Wir beweisen nämlich, dass beides geht: Rechtssicherheit, und zwar in einem sehr ausgeprägten Maße, und dennoch überschaubare Gründungsmodalitäten. Ich glaube, gerade an dieser Stelle ist es durchaus angebracht, dass wir uns selber einmal auf die Schulter klopfen; wir tun dies ja nicht oft. Denn genau diese Kombination, wenig Vorschriften und dennoch Rechtssicherheit zu schaffen, gelingt uns in diesem Hohen Haus leider viel zu selten. Wir können hier beispielhaft voranschreiten; denn wir beweisen: Wir schaffen auch mit wenigen, aber guten und überschaubaren Vorschriften eine ganz sichere Rechtslage für alle Beteiligten.
Es ist schon viel auf die FDP repliziert worden. Ich möchte nicht alles wiederholen, aber es erstaunt mich, und ich bin auch ein bisschen enttäuscht; das sage ich Ihnen ganz ehrlich. Ich war gestern im Ausschuss enttäuscht, und ich bin es auch heute wieder
Wir hören immer so viel von: Ihr müsst mutig voranschreiten. Ihr müsst etwas für den Wirtschaftsstandort tun. Nutzt die Chancen, die wir euch geben. - Dann schaffen wir in fast ganz großer Übereinstimmung hier im Hause ein Instrument, aber dann wird haarklein rumgezuppelt und rumgezupft und geguckt, wo vielleicht noch irgendwo etwas stecken könnte, was zu kritisieren wäre. Vielleicht haben Sie einfach ein Problem damit, dass wir schneller waren und vor Ihnen darauf gekommen sind.
Ich meine, wir werden in den nächsten Jahren sicherlich erfolgreich evaluieren können, dass gerade diese haftungsbeschränkte Unternehmergesellschaft auf dem Markt ankommt und genutzt wird. Die Justizministerin hat völlig zu Recht gesagt: Diese Rechtsform ist vor Ort sehnsüchtig erwartet worden.
Wir alle haben zahlreiche E-Mails von potenziellen Existenzgründern bekommen, die schlicht und ergreifend auf den gesetzgeberischen Startschuss warten, damit sie sich selbst in die Startlöcher bewegen und etwas vorwärts bringen können.

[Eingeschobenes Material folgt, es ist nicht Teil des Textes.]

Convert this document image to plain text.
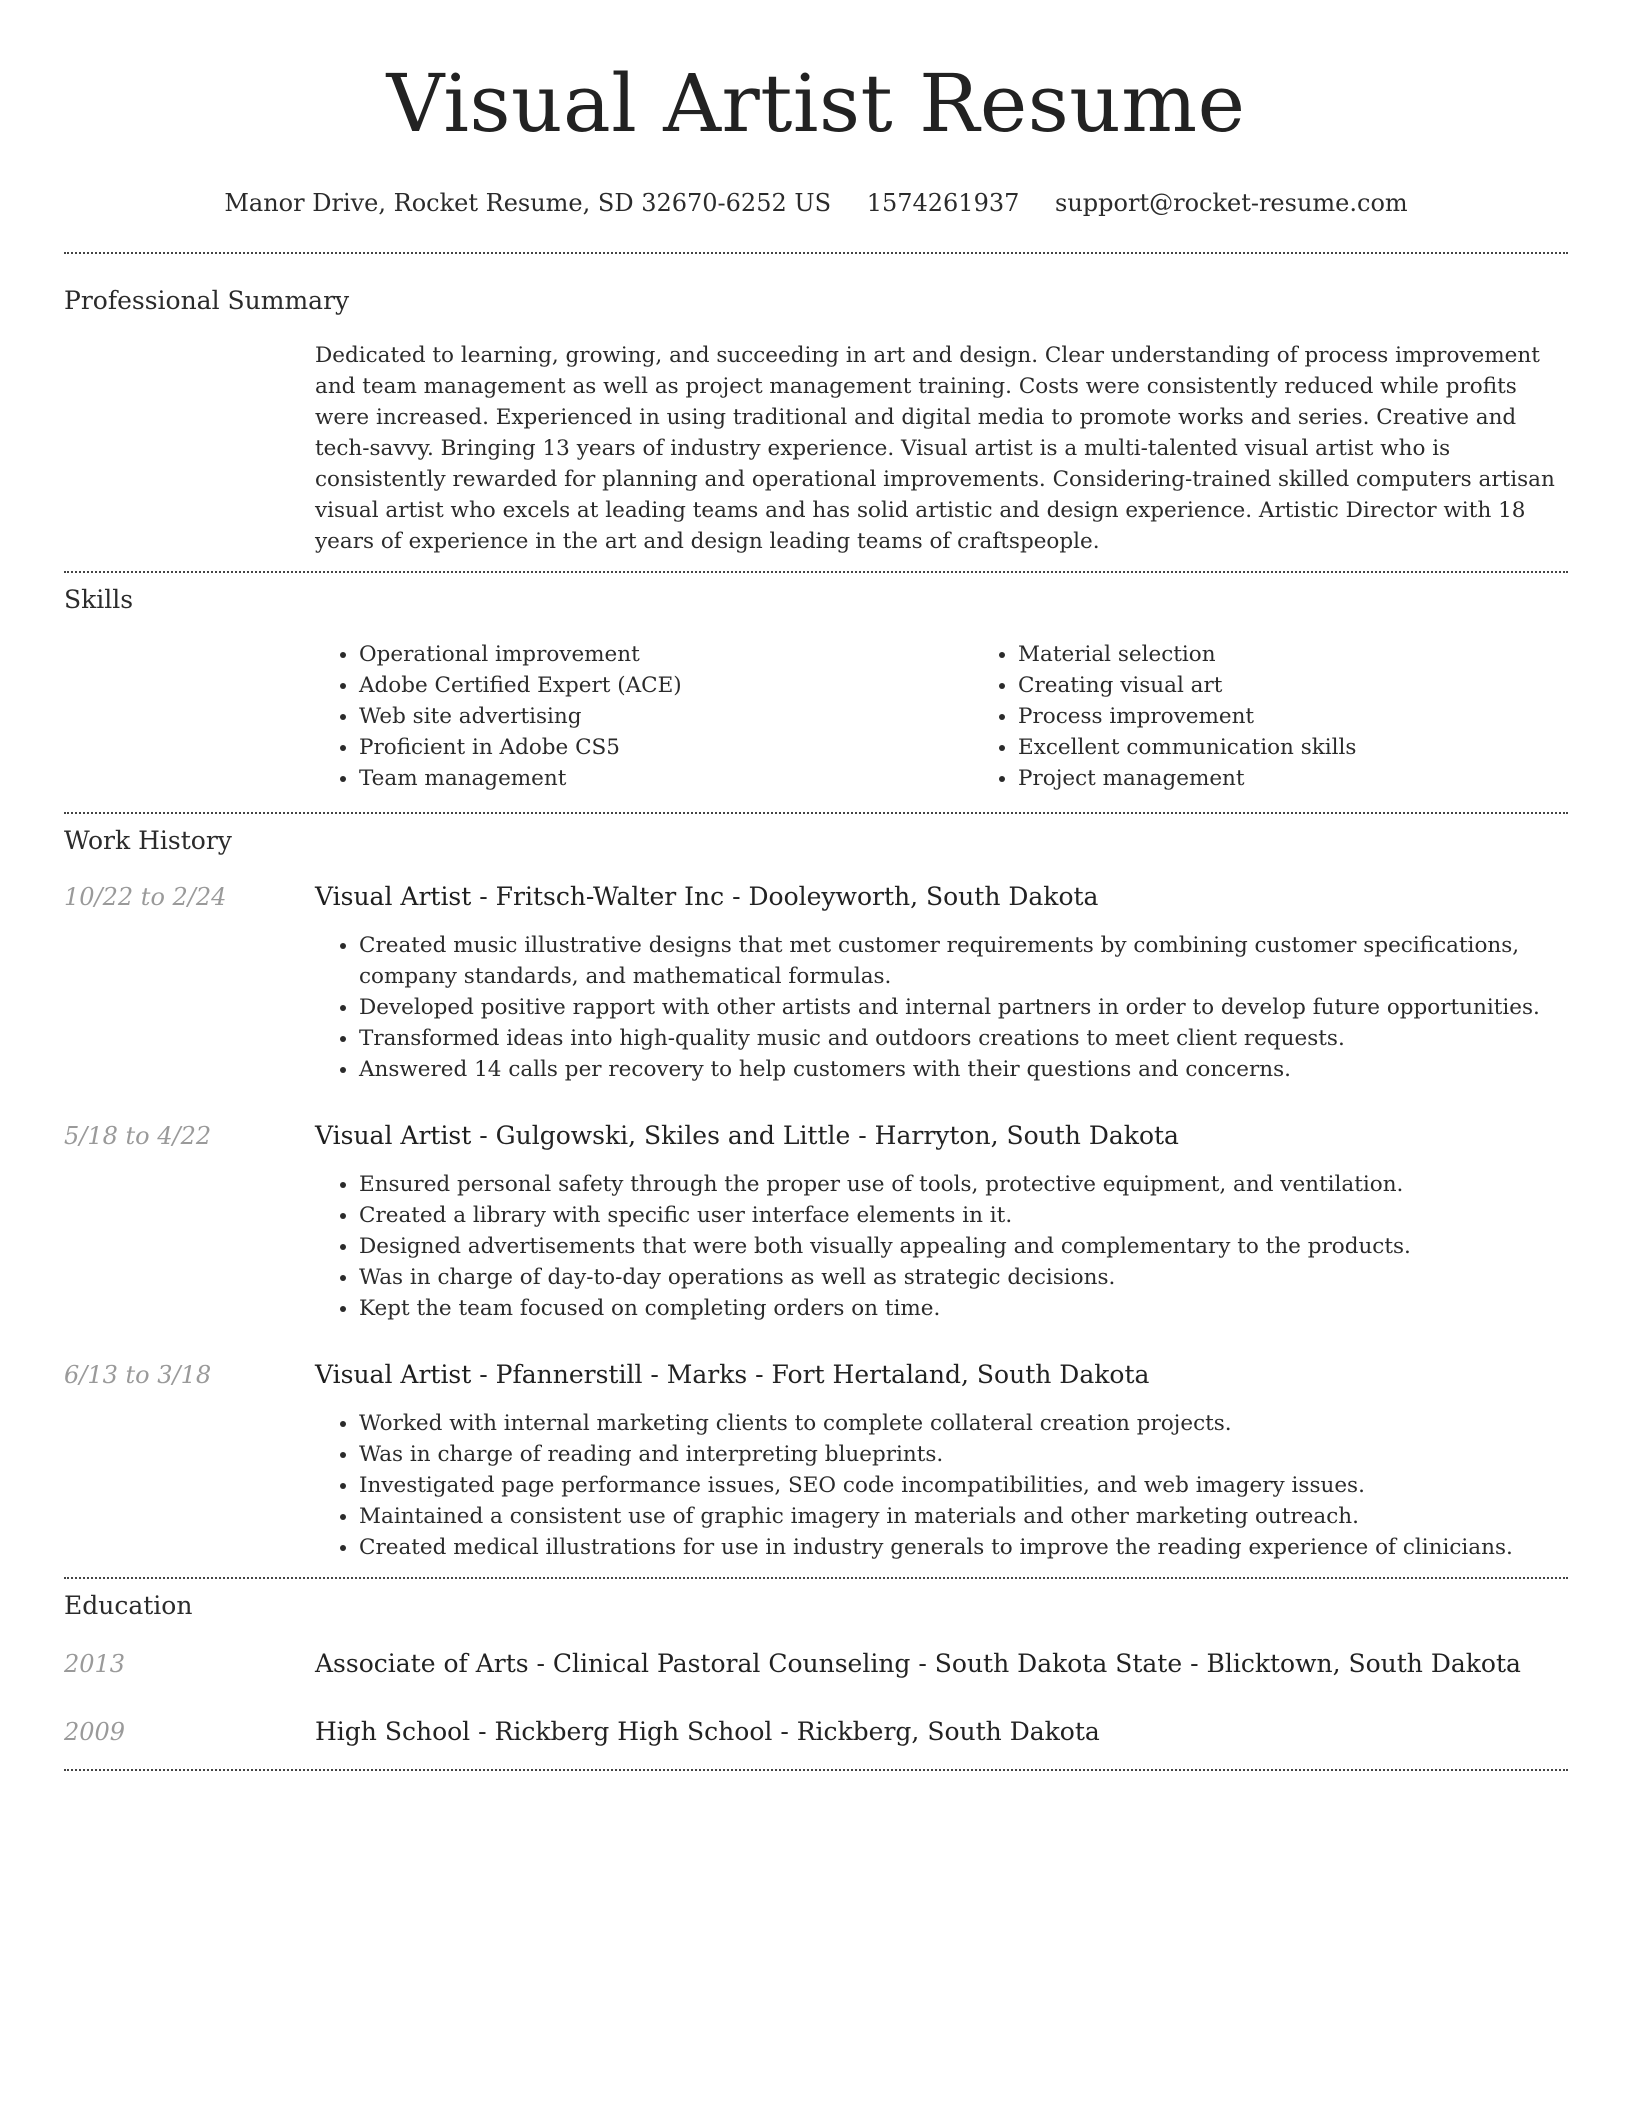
Visual Artist Resume
Manor Drive, Rocket Resume, SD 32670-6252 US 1574261937 support@rocket-resume.com
Professional Summary

Dedicated to learning, growing, and succeeding in art and design. Clear understanding of process improvement and team management as well as project management training. Costs were consistently reduced while profits were increased. Experienced in using traditional and digital media to promote works and series. Creative and tech-savvy. Bringing 13 years of industry experience. Visual artist is a multi-talented visual artist who is consistently rewarded for planning and operational improvements. Considering-trained skilled computers artisan visual artist who excels at leading teams and has solid artistic and design experience. Artistic Director with 18 years of experience in the art and design leading teams of craftspeople.

Skills
• Operational improvement
• Adobe Certified Expert (ACE)
• Web site advertising
• Proficient in Adobe CS5
• Team management
• Material selection
• Creating visual art
• Process improvement
• Excellent communication skills
• Project management
Work History
10/22 to 2/24	Visual Artist - Fritsch-Walter Inc - Dooleyworth, South Dakota
• Created music illustrative designs that met customer requirements by combining customer specifications, company standards, and mathematical formulas.
• Developed positive rapport with other artists and internal partners in order to develop future opportunities.
• Transformed ideas into high-quality music and outdoors creations to meet client requests.
• Answered 14 calls per recovery to help customers with their questions and concerns.
5/18 to 4/22	Visual Artist - Gulgowski, Skiles and Little - Harryton, South Dakota
• Ensured personal safety through the proper use of tools, protective equipment, and ventilation.
• Created a library with specific user interface elements in it.
• Designed advertisements that were both visually appealing and complementary to the products.
• Was in charge of day-to-day operations as well as strategic decisions.
• Kept the team focused on completing orders on time.
6/13 to 3/18	Visual Artist - Pfannerstill - Marks - Fort Hertaland, South Dakota
• Worked with internal marketing clients to complete collateral creation projects.
• Was in charge of reading and interpreting blueprints.
• Investigated page performance issues, SEO code incompatibilities, and web imagery issues.
• Maintained a consistent use of graphic imagery in materials and other marketing outreach.
• Created medical illustrations for use in industry generals to improve the reading experience of clinicians.
Education
2013	Associate of Arts - Clinical Pastoral Counseling - South Dakota State - Blicktown, South Dakota
2009	High School - Rickberg High School - Rickberg, South Dakota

Ich sage Ihnen eines: Wir haben die GmbH-Reform geschafft. Wir werden heute noch das Forderungssicherungsgesetz schaffen, und wir machen die FGG-Reform. Es ist insofern eine gute Woche für die Rechtspolitik.
Ich richte einen Dank an diejenigen, die organisieren, wann wir debattieren dürfen. Denn wir haben endlich schöne Debattenzeiten und können beweisen, dass Rechtspolitik mitten im Leben steht
und wichtige Gesetzesvorhaben voranbringt, die die Menschen persönlich betreffen. In diesem Sinne: Machen wir weiter so! Es kann fast noch besser werden. Danke schön.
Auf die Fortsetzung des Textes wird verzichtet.